Kukuh Setiawan, Jurnalis · Minggu 08 Juli 2012 05:32 WIB
https: img.okezone.com content 2012 07 08 49 660263 E3LAY2AA5G.jpg Ilustrasi: Okezone

MALANG - Belum tuntasnya pembayaran gaji membuat para pemain Persema Malang semakin gusar. Mereka khawatir tunggakan itu nantinya dilupakan begitu saja oleh Konsorsium LPI begitu kompetisi usai.

 

Untuk mengantisipasi hal itu, pemain Persema sepakat bakal mengadukan keterlambatan gaji itu ke FIFA. Ini merupakan langkah terakhir yang ditempuh pemain setelah sekian lama berupaya keras namun hanya membentur tembok tebal.

 

Pemain Persema sudah sempat mogok latihan, mogok bertanding kontra Persija, serta melakukan protes langsung ke manajemen. Tapi upaya tersebut tak pernah berbuah solusi karena nyatanya gaji selama hampir empat bulan masih belum masuk ke rekening pemain.

 

Kapten Persema Bima Sakti mengungkapkan, pengaduan ke FIFA merupakan langkah terakhir. Dirinya berharap pihak konsorsium sudah melunasi tunggakan gaji sebelum surat yang kini telah disusun dikirimkan ke organisasi sepakbola dunia itu.

 

“Kami rasa ini jalan terakhir. Persema sudah menyelesaikan kompetisi tapi belum ada itikad baik soal pembayaran gaji. Dalam surat aduan itu kami akan lampirkan surat kontrak dan bukti sah lainnya. Semoga gaji kami lunas sebelum surat dikirim,” ujar Bima Sakti kemarin.
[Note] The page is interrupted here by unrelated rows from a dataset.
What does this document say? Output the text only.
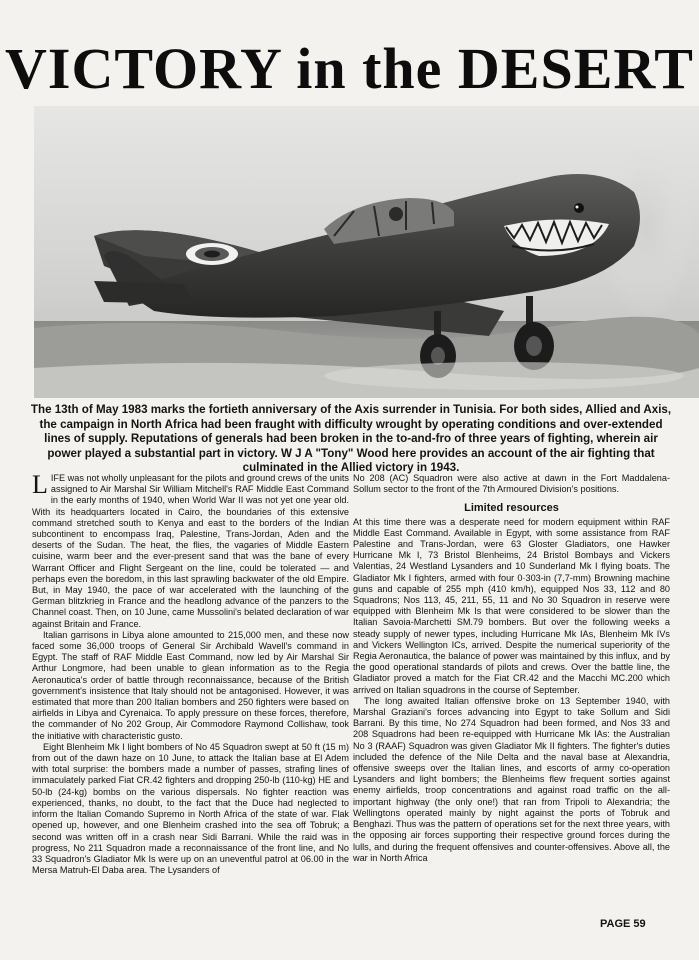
VICTORY in the DESERT

The 13th of May 1983 marks the fortieth anniversary of the Axis surrender in Tunisia. For both sides, Allied and Axis, the campaign in North Africa had been fraught with difficulty wrought by operating conditions and over-extended lines of supply. Reputations of generals had been broken in the to-and-fro of three years of fighting, wherein air power played a substantial part in victory. W J A "Tony" Wood here provides an account of the air fighting that culminated in the Allied victory in 1943.

LIFE was not wholly unpleasant for the pilots and ground crews of the units assigned to Air Marshal Sir William Mitchell's RAF Middle East Command in the early months of 1940, when World War II was not yet one year old. With its headquarters located in Cairo, the boundaries of this extensive command stretched south to Kenya and east to the borders of the Indian subcontinent to encompass Iraq, Palestine, Trans-Jordan, Aden and the deserts of the Sudan. The heat, the flies, the vagaries of Middle Eastern cuisine, warm beer and the ever-present sand that was the bane of every Warrant Officer and Flight Sergeant on the line, could be tolerated — and perhaps even the boredom, in this last sprawling backwater of the old Empire. But, in May 1940, the pace of war accelerated with the launching of the German blitzkrieg in France and the headlong advance of the panzers to the Channel coast. Then, on 10 June, came Mussolini's belated declaration of war against Britain and France.

Italian garrisons in Libya alone amounted to 215,000 men, and these now faced some 36,000 troops of General Sir Archibald Wavell's command in Egypt. The staff of RAF Middle East Command, now led by Air Marshal Sir Arthur Longmore, had been unable to glean information as to the Regia Aeronautica's order of battle through reconnaissance, because of the British government's insistence that Italy should not be antagonised. However, it was estimated that more than 200 Italian bombers and 250 fighters were based on airfields in Libya and Cyrenaica. To apply pressure on these forces, therefore, the commander of No 202 Group, Air Commodore Raymond Collishaw, took the initiative with characteristic gusto.

Eight Blenheim Mk I light bombers of No 45 Squadron swept at 50 ft (15 m) from out of the dawn haze on 10 June, to attack the Italian base at El Adem with total surprise: the bombers made a number of passes, strafing lines of immaculately parked Fiat CR.42 fighters and dropping 250-lb (110-kg) HE and 50-lb (24-kg) bombs on the various dispersals. No fighter reaction was experienced, thanks, no doubt, to the fact that the Duce had neglected to inform the Italian Comando Supremo in North Africa of the state of war. Flak opened up, however, and one Blenheim crashed into the sea off Tobruk; a second was written off in a crash near Sidi Barrani. While the raid was in progress, No 211 Squadron made a reconnaissance of the front line, and No 33 Squadron's Gladiator Mk Is were up on an uneventful patrol at 06.00 in the Mersa Matruh-El Daba area. The Lysanders of

No 208 (AC) Squadron were also active at dawn in the Fort Maddalena-Sollum sector to the front of the 7th Armoured Division's positions.

Limited resources

At this time there was a desperate need for modern equipment within RAF Middle East Command. Available in Egypt, with some assistance from RAF Palestine and Trans-Jordan, were 63 Gloster Gladiators, one Hawker Hurricane Mk I, 73 Bristol Blenheims, 24 Bristol Bombays and Vickers Valentias, 24 Westland Lysanders and 10 Sunderland Mk I flying boats. The Gladiator Mk I fighters, armed with four 0·303-in (7,7-mm) Browning machine guns and capable of 255 mph (410 km/h), equipped Nos 33, 112 and 80 Squadrons; Nos 113, 45, 211, 55, 11 and No 30 Squadron in reserve were equipped with Blenheim Mk Is that were considered to be slower than the Italian Savoia-Marchetti SM.79 bombers. But over the following weeks a steady supply of newer types, including Hurricane Mk IAs, Blenheim Mk IVs and Vickers Wellington ICs, arrived. Despite the numerical superiority of the Regia Aeronautica, the balance of power was maintained by this influx, and by the good operational standards of pilots and crews. Over the battle line, the Gladiator proved a match for the Fiat CR.42 and the Macchi MC.200 which arrived on Italian squadrons in the course of September.

The long awaited Italian offensive broke on 13 September 1940, with Marshal Graziani's forces advancing into Egypt to take Sollum and Sidi Barrani. By this time, No 274 Squadron had been formed, and Nos 33 and 208 Squadrons had been re-equipped with Hurricane Mk IAs: the Australian No 3 (RAAF) Squadron was given Gladiator Mk II fighters. The fighter's duties included the defence of the Nile Delta and the naval base at Alexandria, offensive sweeps over the Italian lines, and escorts of army co-operation Lysanders and light bombers; the Blenheims flew frequent sorties against enemy airfields, troop concentrations and against road traffic on the all-important highway (the only one!) that ran from Tripoli to Alexandria; the Wellingtons operated mainly by night against the ports of Tobruk and Benghazi. Thus was the pattern of operations set for the next three years, with the opposing air forces supporting their respective ground forces during the lulls, and during the frequent offensives and counter-offensives. Above all, the war in North Africa

PAGE 59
Dirinya belum bisa memastikan kapan akan mengirim surat pengaduan tersebut, namun paling lambat pekan ini. Bagaimana jika tak berhasil? Bima enggak berandai-andai, namun dirinya belum tahu apa langkah selanjutnya jika upaya terakhir itu juga gagal.

Persema sendiri sudah berkoar bakal mendapatkan investor asal Australia musim depan dan akan menjamin kelangsungan klub. Tapi itu bukan sebuah kabar gembira bagi pemain, karena mereka tetap menginginkan hak untuk musim ini dibayar lunas

 

“Kami hanya berpikir yang sekarang. Biarlah Persema nanti mendapat sponsor atau investor besar. Terpenting bagi kami adalah kondisi sekarang, di mana pemain sudah banyak berkorban tapi gaji belum juga sampai ke tangan,” tambah Bima.

 

Akhir pekan ini Bima masih meminta saran dari Asosiasi Pemain profesional Indonesia (APPI) terkait langkah pengaduan ke FIFA. “Kami ingin memahami bagaimana proses hukumnya. Setelah jelas, nanti surat akan kami kirimkan,” cetusnya.

 

Persema musim ini finish cukup mengecewakan di Indonesian Premier League (IPL). Menargetkan papan atas di awal musim, tim menjadi limbung karena persoalan gaji pemain dan akhirnya hanya berakhir di posisi tujuh klasemen sementara, bahkan masih berpotensi tergeser Arema FC dan PSMS Medan.